With this human behavior in mind I am relatively confident that Q4 will be a solid order generation quarter for Conrad.
Move into a Down Cycle Environment: As discussed ad nauseam by now, Q4 will be a very important indicator with regards to understanding if Conrad is moving into a down cycle environment. Should this shift occur, Conrad will most likely be impacted with lower topline and bottom line results which will in turn result in a lower share price unless the company's earnings multiple adjusts higher.
Liquidity: Liquidity is always more a trading risk than an investment risk in my eyes unless investors are entering or exiting positions that are many multiples of the current trading volume of 6,189 shares per day. In general if there are any large downward price movements based on blocks of shares going on sale then this merely signifies an opportunity to buy shares in Conrad at an even cheaper level.
It should go without saying that the low liquidity of the company's shares has nothing operationally to do with the company. Nevertheless investors must be cognizant of the possibility of large price swings based on larger than normal buy or sell orders.
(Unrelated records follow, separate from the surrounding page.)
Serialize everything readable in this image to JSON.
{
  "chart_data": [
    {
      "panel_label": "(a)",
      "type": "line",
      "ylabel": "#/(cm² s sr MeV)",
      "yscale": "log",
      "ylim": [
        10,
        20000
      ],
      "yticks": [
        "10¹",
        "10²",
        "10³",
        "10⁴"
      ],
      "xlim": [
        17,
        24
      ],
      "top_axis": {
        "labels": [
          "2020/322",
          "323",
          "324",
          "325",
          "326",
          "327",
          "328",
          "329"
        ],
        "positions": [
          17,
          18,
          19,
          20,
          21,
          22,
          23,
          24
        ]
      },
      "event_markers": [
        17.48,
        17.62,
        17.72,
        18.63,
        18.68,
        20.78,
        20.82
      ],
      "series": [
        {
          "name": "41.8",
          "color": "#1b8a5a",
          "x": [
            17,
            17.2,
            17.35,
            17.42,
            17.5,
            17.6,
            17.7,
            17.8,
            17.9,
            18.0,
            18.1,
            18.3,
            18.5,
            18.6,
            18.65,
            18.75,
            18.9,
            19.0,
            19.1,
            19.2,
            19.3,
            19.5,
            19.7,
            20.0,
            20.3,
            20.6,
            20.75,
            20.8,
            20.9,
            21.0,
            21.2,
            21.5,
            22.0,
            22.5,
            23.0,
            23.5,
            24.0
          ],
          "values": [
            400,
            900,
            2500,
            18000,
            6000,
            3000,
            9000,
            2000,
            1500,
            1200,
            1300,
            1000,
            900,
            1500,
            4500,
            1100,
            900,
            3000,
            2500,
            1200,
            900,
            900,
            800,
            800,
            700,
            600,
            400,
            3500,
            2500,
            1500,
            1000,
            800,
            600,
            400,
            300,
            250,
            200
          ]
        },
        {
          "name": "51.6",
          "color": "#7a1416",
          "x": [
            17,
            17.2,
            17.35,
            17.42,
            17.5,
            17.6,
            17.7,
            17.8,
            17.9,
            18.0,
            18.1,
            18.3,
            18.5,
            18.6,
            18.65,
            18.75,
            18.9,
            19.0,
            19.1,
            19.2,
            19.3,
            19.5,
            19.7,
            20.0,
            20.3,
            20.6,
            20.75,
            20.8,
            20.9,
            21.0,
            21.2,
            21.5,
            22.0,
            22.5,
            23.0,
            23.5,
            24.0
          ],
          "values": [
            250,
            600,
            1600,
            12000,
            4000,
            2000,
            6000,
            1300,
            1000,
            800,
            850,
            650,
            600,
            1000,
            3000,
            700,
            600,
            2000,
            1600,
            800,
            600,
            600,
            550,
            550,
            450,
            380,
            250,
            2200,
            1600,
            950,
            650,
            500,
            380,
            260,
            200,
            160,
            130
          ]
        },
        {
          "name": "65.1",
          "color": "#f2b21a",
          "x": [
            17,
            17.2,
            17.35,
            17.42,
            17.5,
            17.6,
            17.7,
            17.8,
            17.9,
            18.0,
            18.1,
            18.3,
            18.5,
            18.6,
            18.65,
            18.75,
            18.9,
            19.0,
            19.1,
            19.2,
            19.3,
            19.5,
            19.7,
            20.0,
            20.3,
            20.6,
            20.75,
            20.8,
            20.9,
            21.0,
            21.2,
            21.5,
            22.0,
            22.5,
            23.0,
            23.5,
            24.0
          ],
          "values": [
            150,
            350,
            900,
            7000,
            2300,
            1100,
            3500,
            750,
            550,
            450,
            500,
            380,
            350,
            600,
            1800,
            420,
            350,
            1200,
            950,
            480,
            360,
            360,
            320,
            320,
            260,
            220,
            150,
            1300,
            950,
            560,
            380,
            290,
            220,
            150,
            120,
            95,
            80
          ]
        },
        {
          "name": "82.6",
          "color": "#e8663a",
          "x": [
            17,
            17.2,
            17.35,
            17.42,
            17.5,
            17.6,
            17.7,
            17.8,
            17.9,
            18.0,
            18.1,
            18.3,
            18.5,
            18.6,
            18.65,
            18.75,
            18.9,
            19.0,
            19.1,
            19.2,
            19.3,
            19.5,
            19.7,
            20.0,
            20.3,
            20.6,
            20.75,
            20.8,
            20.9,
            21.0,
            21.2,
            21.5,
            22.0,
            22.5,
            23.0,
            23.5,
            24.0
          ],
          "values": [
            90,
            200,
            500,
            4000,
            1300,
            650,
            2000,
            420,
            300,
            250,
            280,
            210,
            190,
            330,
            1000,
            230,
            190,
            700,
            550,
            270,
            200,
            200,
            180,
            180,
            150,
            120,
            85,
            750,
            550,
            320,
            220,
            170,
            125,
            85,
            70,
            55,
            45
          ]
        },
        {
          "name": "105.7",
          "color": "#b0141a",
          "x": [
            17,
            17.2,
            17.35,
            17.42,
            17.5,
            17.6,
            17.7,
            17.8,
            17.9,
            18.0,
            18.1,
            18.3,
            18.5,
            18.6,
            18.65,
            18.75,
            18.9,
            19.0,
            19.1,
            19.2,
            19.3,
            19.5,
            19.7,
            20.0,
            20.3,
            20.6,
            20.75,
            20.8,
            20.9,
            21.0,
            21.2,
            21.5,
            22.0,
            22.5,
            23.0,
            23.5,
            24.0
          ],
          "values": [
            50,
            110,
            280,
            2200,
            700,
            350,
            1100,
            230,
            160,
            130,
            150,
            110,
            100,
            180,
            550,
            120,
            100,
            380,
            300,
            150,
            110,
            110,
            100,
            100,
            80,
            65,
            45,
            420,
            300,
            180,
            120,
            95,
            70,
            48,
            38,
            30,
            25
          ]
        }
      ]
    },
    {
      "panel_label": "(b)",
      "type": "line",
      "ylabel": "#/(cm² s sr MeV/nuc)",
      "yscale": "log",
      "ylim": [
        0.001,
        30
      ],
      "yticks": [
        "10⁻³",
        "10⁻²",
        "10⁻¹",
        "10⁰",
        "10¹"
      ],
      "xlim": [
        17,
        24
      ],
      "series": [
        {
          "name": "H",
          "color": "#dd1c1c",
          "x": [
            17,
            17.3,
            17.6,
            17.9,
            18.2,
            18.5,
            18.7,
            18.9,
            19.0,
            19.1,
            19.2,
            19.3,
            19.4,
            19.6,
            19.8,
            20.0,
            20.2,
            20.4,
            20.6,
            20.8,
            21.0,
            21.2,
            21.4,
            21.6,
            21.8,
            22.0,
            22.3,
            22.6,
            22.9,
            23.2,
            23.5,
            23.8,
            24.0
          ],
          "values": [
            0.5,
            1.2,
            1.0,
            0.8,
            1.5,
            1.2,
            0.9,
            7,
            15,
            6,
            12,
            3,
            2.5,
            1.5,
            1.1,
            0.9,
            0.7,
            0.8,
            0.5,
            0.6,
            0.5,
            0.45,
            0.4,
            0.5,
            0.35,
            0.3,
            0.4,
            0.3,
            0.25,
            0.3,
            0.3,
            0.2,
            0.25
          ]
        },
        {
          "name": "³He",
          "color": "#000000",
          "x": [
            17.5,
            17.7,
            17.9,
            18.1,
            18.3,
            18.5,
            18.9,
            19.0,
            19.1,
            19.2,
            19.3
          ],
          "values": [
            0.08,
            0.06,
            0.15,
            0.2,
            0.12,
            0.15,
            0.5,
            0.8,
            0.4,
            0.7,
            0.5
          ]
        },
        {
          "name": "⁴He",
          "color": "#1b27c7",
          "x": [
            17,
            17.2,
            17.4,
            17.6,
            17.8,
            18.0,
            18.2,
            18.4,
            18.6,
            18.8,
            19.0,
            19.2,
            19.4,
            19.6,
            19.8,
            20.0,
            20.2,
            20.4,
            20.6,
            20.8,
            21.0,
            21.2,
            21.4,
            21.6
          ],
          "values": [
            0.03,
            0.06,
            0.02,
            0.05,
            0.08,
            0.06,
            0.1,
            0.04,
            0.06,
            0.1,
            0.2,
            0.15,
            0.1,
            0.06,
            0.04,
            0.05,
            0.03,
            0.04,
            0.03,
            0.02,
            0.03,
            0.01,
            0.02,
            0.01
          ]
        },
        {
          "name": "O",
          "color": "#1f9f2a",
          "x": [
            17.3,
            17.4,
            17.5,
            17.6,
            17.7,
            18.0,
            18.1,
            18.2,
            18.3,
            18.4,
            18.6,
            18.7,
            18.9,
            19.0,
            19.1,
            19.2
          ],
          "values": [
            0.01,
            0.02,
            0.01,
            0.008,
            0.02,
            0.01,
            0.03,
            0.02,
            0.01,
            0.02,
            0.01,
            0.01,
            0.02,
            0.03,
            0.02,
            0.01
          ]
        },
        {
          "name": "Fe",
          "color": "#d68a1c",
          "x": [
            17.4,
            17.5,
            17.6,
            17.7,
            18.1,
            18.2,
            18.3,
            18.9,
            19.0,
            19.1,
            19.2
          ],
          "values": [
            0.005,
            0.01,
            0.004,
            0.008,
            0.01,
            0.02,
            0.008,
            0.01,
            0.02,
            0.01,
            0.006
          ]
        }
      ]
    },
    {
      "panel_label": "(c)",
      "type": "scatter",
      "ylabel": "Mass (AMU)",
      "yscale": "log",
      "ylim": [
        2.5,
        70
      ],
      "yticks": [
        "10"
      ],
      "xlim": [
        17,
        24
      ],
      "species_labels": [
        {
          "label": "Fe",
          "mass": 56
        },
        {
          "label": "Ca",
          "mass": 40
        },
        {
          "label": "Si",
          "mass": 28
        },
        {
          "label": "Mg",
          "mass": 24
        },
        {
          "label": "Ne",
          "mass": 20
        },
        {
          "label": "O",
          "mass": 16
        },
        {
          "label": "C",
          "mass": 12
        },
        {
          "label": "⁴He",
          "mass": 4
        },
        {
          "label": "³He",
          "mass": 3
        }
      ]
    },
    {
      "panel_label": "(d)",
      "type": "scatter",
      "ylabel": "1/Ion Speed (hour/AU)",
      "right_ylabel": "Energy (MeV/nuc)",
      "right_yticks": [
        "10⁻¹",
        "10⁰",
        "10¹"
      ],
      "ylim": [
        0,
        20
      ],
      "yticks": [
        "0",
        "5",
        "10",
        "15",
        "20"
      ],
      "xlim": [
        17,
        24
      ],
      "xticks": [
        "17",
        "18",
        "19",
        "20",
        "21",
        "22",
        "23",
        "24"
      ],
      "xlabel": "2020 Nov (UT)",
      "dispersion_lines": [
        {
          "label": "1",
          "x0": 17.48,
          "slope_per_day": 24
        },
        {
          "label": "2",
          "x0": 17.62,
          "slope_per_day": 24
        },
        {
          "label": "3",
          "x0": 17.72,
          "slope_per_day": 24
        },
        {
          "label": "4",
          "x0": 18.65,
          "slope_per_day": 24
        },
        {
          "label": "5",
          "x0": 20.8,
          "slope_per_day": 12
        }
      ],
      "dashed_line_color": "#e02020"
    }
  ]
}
Despite its low liquidity and small capitalization, Conrad continues to be one of the largest holdings in my portfolio. The management team continues to have plenty of skin in the game, maintains an extremely conservative balance sheet, and pays itself little in the way of normal compensation thereby ensuring that their priorities are completely aligned with their shareholders. The special dividends that have been paid over the past two years are a testament to this alignment.
Combining this shareholder friendly culture with a business that continues to grow its ability to generate an exorbitant amount of free cash flow makes this a company hard to criticize. While I will be watching Q4 results closely to determine if there has been any dramatic shift in the company's business cycle, I will most likely be buying on any significant dips in the share price.
Disclosure: I am long OTCPK:CNRD. I wrote this article myself, and it expresses my own opinions. I am not receiving compensation for it (other than from Seeking Alpha). I have no business relationship with any company whose stock is mentioned in this article.